Treatment of fistula-in-ano: Outcome comparison between traditional surgery and novel approaches. A retrospective cohort study in a single center
Keywords:Anal fistula, Fistulotomy, Fistulectomy, Seton, VAAFT, Lipogems®, Micro-fragmented adipose tissue
Aim: Fistula-in-ano is a well described disease but no definitive surgical technique has been developed. We conducted a retrospective cohort study in a single center to evaluate patients who underwent surgical treatment of a perianal fistula from 2012 to 2018 in our hospital. The aim of the study was to compare the outcome of different surgical techniques (Fistulotomy/fistulectomy and seton, Video-Assisted Anal Fistula Treatment (VAAFT), Micro-fragmented adipose tissue injection, Lipogems®).

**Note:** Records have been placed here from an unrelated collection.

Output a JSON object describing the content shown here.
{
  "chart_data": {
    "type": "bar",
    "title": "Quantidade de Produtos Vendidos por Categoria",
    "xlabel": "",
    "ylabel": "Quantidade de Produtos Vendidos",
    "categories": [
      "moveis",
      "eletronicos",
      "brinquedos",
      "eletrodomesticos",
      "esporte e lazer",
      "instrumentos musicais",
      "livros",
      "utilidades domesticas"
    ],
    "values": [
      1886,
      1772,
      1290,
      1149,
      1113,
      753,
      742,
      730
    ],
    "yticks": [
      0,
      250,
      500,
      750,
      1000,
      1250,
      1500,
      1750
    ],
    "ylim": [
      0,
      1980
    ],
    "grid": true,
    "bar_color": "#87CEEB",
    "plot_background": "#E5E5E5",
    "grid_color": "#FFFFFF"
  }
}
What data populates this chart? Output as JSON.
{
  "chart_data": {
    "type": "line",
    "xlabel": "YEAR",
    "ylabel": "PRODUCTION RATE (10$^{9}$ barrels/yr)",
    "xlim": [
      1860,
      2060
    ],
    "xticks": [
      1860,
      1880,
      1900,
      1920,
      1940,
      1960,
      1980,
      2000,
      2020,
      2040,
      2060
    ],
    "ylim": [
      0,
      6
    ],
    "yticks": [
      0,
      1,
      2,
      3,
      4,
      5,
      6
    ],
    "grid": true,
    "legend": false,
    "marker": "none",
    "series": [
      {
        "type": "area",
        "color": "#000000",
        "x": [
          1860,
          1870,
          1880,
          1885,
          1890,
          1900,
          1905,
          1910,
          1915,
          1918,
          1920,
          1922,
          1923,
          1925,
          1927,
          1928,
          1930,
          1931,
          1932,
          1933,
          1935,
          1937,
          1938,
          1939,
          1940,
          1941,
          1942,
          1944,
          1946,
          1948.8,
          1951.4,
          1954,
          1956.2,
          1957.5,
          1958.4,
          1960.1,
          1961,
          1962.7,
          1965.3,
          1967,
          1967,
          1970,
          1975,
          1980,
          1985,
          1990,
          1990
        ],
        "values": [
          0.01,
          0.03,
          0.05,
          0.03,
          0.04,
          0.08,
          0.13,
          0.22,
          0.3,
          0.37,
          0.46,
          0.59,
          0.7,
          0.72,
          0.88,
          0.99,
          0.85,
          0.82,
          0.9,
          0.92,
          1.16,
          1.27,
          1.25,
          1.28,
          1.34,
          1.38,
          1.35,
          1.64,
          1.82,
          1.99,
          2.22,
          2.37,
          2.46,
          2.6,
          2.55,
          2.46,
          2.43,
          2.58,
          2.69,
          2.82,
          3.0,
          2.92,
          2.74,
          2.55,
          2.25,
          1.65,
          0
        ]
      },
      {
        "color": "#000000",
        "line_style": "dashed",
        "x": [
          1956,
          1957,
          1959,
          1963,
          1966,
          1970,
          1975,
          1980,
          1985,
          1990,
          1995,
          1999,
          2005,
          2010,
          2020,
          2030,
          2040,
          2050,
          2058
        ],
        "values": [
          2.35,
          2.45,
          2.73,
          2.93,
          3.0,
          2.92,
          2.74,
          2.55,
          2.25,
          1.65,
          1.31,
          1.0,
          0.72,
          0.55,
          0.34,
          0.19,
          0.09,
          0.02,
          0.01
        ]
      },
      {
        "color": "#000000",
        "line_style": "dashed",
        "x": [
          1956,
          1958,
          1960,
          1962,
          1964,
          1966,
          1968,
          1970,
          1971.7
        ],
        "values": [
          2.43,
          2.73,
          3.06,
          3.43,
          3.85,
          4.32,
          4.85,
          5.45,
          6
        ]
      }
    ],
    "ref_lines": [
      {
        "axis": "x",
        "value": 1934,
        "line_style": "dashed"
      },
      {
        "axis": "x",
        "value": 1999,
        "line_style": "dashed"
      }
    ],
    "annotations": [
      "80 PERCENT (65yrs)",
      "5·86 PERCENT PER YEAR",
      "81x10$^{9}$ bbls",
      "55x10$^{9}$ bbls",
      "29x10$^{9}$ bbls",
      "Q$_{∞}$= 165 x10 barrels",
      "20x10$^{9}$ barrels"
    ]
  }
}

Methods: A cohort of 103 patients with anal fistula who qualified for elective surgery between 2012 and 2018 were recruited at Sant’Anna Hospital in Ferrara. All patients underwent a digital rectal examination and preoperative magnetic resonance imaging (MRI) to identify the fistula tract and internal opening. Patients were divided into 4 groups, one for each type of surgery they underwent: Fistulotomy/fistulectomy and seton, Video-Assisted Anal Fistula Treatment (VAAFT), Micro-fragmented adipose tissue injection, Lipogems®). Numerical rating scale (NRS) was used to assess subjective pain one week after surgery and documented. The scale ranged from 0 to 10, where 0 stands for no pain and 10 stands for worst pain ever faced. Primary end point was fistula recurrence at 1 year of follow-up. Secondary end point was evaluation of post-operative pain.
Results: There were 71 males and 32 females, with a median age of 50 years (range 21-89 years). Among them, 79 patients were newly diagnosed, the other 24 patients had undergone previous surgery and had recurrence. In total, 118 surgical operation were performed for anal fistula. During the follow-up period, anal fistula recurrence was observed in 13 patients after VAAFT, 3 patients after Micro-fragmented adipose tissue injection, 4 after fistulotomy, 12 after fistulectomy, 10 after seton placement and 8 after Lipogems® technique. One week after surgery, pain was evaluated by all patients on a scale from 0 to 10. The mean scores of patients who underwent VAAFT, micro-fragmented adipose tissue injection, fistulotomy, fistulectomy, seton placement and Lipogems® technique were 1 (0-5), 1.5 (0-8), 5 (3-8), 6.8 (5-9), 4.2 (2-6) and 0 (0-2), respectively.
Conclusion: This study presents the difficulties in managing anal fistulas and the variety of surgical options. VAAFT and Micro-fragmented adipose tissue injection appear to be safe and feasible options in the management of anal fistula, and short-term healing rates are acceptable with no sustained effect on continence. There is, however, a paucity of robust data with long-term outcomes. These techniques are thus welcome additions. Lipogems ® technique is a safe and reproducible procedure, unfortunately according to our experience, it does not promote fistula healing in patients with recurrent inter-sphincteric anal fistula. We do not suggest the use of this technique as a first-line treatment.